Marie Amiot: j’ai la chance d’avoir un conjoint avec qui c’est 50/50. Chacun prend le relais de l’autre quand il le faut. On a trois enfants ensemble, et cette dynamique fonctionne bien pour nous.

J’ai vite réalisé aussi que je suis une meilleure mère quand je travaille. Quand je m’accomplis professionnellement ça me donne beaucoup d’énergie pour tout le reste. Concernant la logistique proprement dite, mes enfants sont grands maintenant donc ce n’est plus un problème mais quand ils étaient en bas âge, je n’ai jamais hésité à demander de l’aide, ne serait-ce que pour faire le ménage, par exemple.

J’ai toujours dit que pour concilier travail et famille, ça prend un bon conjoint, un bon sens de l’humour et parfois, une bonne bouteille de vin! [rires]

Oui, c’est demandant, mais je voulais avoir une belle carrière et une belle famille, et avec quelques compromis d’un bord et de l’autre, on y arrive, et je suis très heureuse de ma situation.

«Les femmes doivent arrêter de commencer leurs phrases par « Je m’excuse » ! »

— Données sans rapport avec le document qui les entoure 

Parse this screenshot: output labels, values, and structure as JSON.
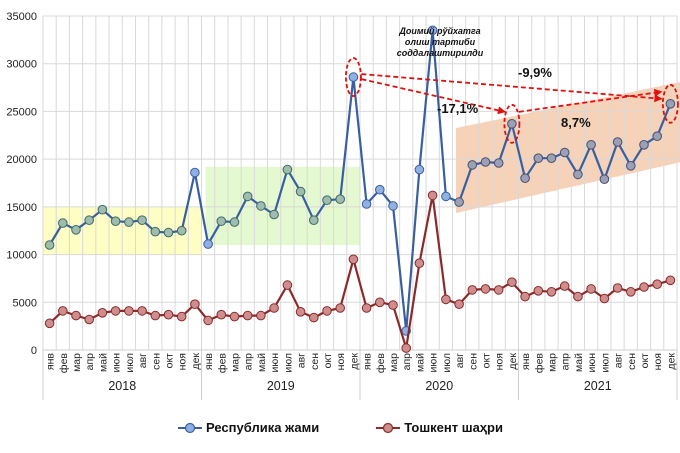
{
  "chart_data": {
    "type": "line",
    "title": "",
    "xlabel": "",
    "ylabel": "",
    "ylim": [
      0,
      35000
    ],
    "yticks": [
      "0",
      "5000",
      "10000",
      "15000",
      "20000",
      "25000",
      "30000",
      "35000"
    ],
    "grid": true,
    "legend_position": "bottom",
    "years": [
      "2018",
      "2019",
      "2020",
      "2021"
    ],
    "months": [
      "янв",
      "фев",
      "мар",
      "апр",
      "май",
      "июн",
      "июл",
      "авг",
      "сен",
      "окт",
      "ноя",
      "дек"
    ],
    "series": [
      {
        "name": "Республика жами",
        "color": "#3a5fa0",
        "marker_color": "#8fb0e0",
        "values": [
          11000,
          13300,
          12600,
          13600,
          14700,
          13500,
          13400,
          13600,
          12400,
          12300,
          12500,
          18600,
          11100,
          13500,
          13400,
          16100,
          15100,
          14200,
          18900,
          16600,
          13600,
          15700,
          15800,
          28600,
          15300,
          16800,
          15100,
          2000,
          18900,
          33500,
          16100,
          15500,
          19400,
          19700,
          19600,
          23700,
          18000,
          20100,
          20100,
          20700,
          18400,
          21500,
          17900,
          21800,
          19300,
          21500,
          22400,
          25800
        ]
      },
      {
        "name": "Тошкент шаҳри",
        "color": "#8b2a2a",
        "marker_color": "#cf8e8e",
        "values": [
          2800,
          4100,
          3600,
          3200,
          3900,
          4100,
          4100,
          4100,
          3600,
          3700,
          3500,
          4800,
          3100,
          3700,
          3500,
          3600,
          3600,
          4400,
          6800,
          4000,
          3400,
          4100,
          4400,
          9500,
          4400,
          5000,
          4700,
          200,
          9100,
          16200,
          5300,
          4800,
          6300,
          6400,
          6300,
          7100,
          5600,
          6200,
          6100,
          6700,
          5600,
          6400,
          5400,
          6500,
          6100,
          6600,
          6900,
          7300
        ]
      }
    ],
    "highlight_bands": [
      {
        "name": "2018",
        "color": "#fdfdc4",
        "from_index": 0,
        "to_index": 11,
        "ymin": 10000,
        "ymax": 15000
      },
      {
        "name": "2019",
        "color": "#e4f9cf",
        "from_index": 12,
        "to_index": 23,
        "ymin": 11000,
        "ymax": 19200
      },
      {
        "name": "2020-2021 trend",
        "color": "#f4cdb0",
        "from_index": 31,
        "to_index": 47
      }
    ],
    "annotations": [
      {
        "text": "Доимий рўйхатга",
        "index": 29
      },
      {
        "text": "олиш тартиби",
        "index": 29
      },
      {
        "text": "соддалаштирилди",
        "index": 29
      },
      {
        "text": "-9,9%",
        "from_index": 23,
        "to_index": 47
      },
      {
        "text": "-17,1%",
        "from_index": 23,
        "to_index": 35
      },
      {
        "text": "8,7%",
        "from_index": 35,
        "to_index": 47
      }
    ],
    "annotation_color": "#e01010"
  },
  "legend": {
    "items": [
      "Республика жами",
      "Тошкент шаҳри"
    ]
  }
}
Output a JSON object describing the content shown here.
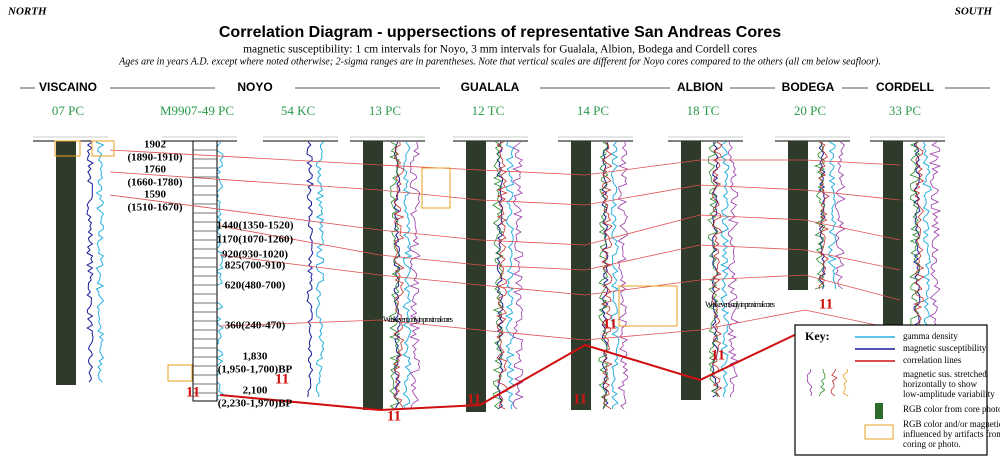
{
  "header": {
    "north": "NORTH",
    "south": "SOUTH",
    "title": "Correlation Diagram - uppersections of representative San Andreas Cores",
    "subtitle": "magnetic susceptibility: 1 cm intervals for Noyo, 3 mm intervals for Gualala, Albion, Bodega and Cordell cores",
    "note": "Ages are in years A.D. except where noted otherwise; 2-sigma ranges are in parentheses.  Note that vertical scales are different for Noyo cores compared to the others (all cm below seafloor)."
  },
  "sites": [
    "VISCAINO",
    "NOYO",
    "GUALALA",
    "ALBION",
    "BODEGA",
    "CORDELL"
  ],
  "cores": [
    "07 PC",
    "M9907-49 PC",
    "54 KC",
    "13 PC",
    "12 TC",
    "14 PC",
    "18 TC",
    "20 PC",
    "33 PC"
  ],
  "ages": [
    "1902",
    "(1890-1910)",
    "1760",
    "(1660-1780)",
    "1590",
    "(1510-1670)",
    "1440(1350-1520)",
    "1170(1070-1260)",
    "920(930-1020)",
    "825(700-910)",
    "620(480-700)",
    "360(240-470)",
    "1,830",
    "(1,950-1,700)BP",
    "2,100",
    "(2,230-1,970)BP"
  ],
  "event_labels": [
    "11",
    "11",
    "11",
    "11",
    "11",
    "11",
    "11",
    "11",
    "11"
  ],
  "notes": [
    "Weak event, only in proximal cores",
    "Weak event, only in proximal cores"
  ],
  "key": {
    "title": "Key:",
    "items": [
      "gamma density",
      "magnetic susceptibility",
      "correlation lines",
      "magnetic sus. stretched horizontally to show low-amplitude variability",
      "RGB color from core photo",
      "RGB color and/or magnetics influenced by artifacts from coring or photo."
    ]
  }
}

L’A2C parle de 64% d’hommes en création dans notre industrie au Québec, et 83% de femmes au service-conseil: est-ce quelque chose que vous avez également noté lors de votre parcours? Est-ce que vous l’observez dans les inscriptions à La Factry? 

Marie Amiot: oui, je l’ai vu, et sans connaître toutes les explications je dirais peut-être que les femmes sont plus à l’aise avec la notion de conseil, et sont meilleures pour épauler et être au service des clients?

Dans notre cohorte collégiale, à date, c’est vraiment moitié-moitié. Mais je pense qu’il y a peut-être un enjeu culturel, même si c’est cliché de le dire: encore aujourd’hui, on élève les garçons à être courageux et les filles à être parfaites. Les femmes osent moins prendre de risques, semble-t-il.

Je pense aussi que malgré tout, les règles du jeu sont encore très masculines dans le domaine publicitaire. J’ai toujours senti que les gens de notre industrie accueillaient très favorablement les femmes mais que la façon de juger la performance favorise une approche plus masculine.

C’est comme en sport: si je suis une bonne coureuse de fond ou une bonne gymnaste  mais qu’on joue seulement au football ce sera plus difficile pour moi d’être performante et de progresser. C’est une analogie un peu étrange [rires] mais que je trouve finalement assez vraie.

Par quoi passe la solution à cela, selon vous?

Marie Amiot: je suis une femme d’action: la solution, pour moi, passe par l’action. En tant que femme, être un modèle, essayer des choses, partager avec d’autres filles, etc… Tout ça est beaucoup plus efficace à mes yeux que de se questionner trop longtemps sur «a-t-on un problème, d’où vient-il, à qui la faute?».

Notre industrie est ouverte au mélange, alors proposons ce mélange, forçons-le même un peu s’il le faut. La solution, on la trouvera tous ensemble.

Qu’aimez-vous le plus, et le moins, dans votre nouveau quotidien d’entrepreneure?

Marie Amiot: j’adore l’énorme potentiel québécois, l’énergie, le plaisir et la volonté de bâtir. Quand on y croit, ça marche, c’est euphorisant.

J’ai plus de misère, personnellement, avec les gens qui sont trop coincés dans la bureaucratie ou ceux qui cherchent les bibittes! Quand on lance quelque chose de nouveau, par définition: c’est nouveau et ça bouscule le statu quo! Et ça me dérange quand on pointe du doigt ce qui ne va pas, que l’on cherche l’erreur ou un coupable. Je suis plus du genre à chercher une solution, ensemble, qu’à chercher des coupables.

Dans un startup comme le nôtre, il n’y a pas de place pour ça. Heureusement mes collègues et les partenaires qu’on attire regardent eux aussi vers l’avant.

Quels conseils donneriez-vous à une femme en début de carrière, avec le recul?

Marie Amiot: le conseil que je donne le plus souvent c’est d’arrêter de toujours commencer ses phrases par « je m’excuse ». C’est un réflexe que de nombreuses femmes ont, elles culpabilisent de ne pas être parfaites et c’est une erreur!

Dans un autre ordre d’idées, je dirais aussi que la générosité rapporte beaucoup plus que vouloir faire les choses uniquement pour soi. Oui, parfois, on a envie d’être plus reconnue, plus riche, mais le partage et le collectif nous amènent vraiment beaucoup plus loin que l’individualisme.

Si vous deviez définir votre carrière, à date, en deux mots, quels seraient-ils?

Marie Amiot: je prendrais deux verbes: bouger et mélanger!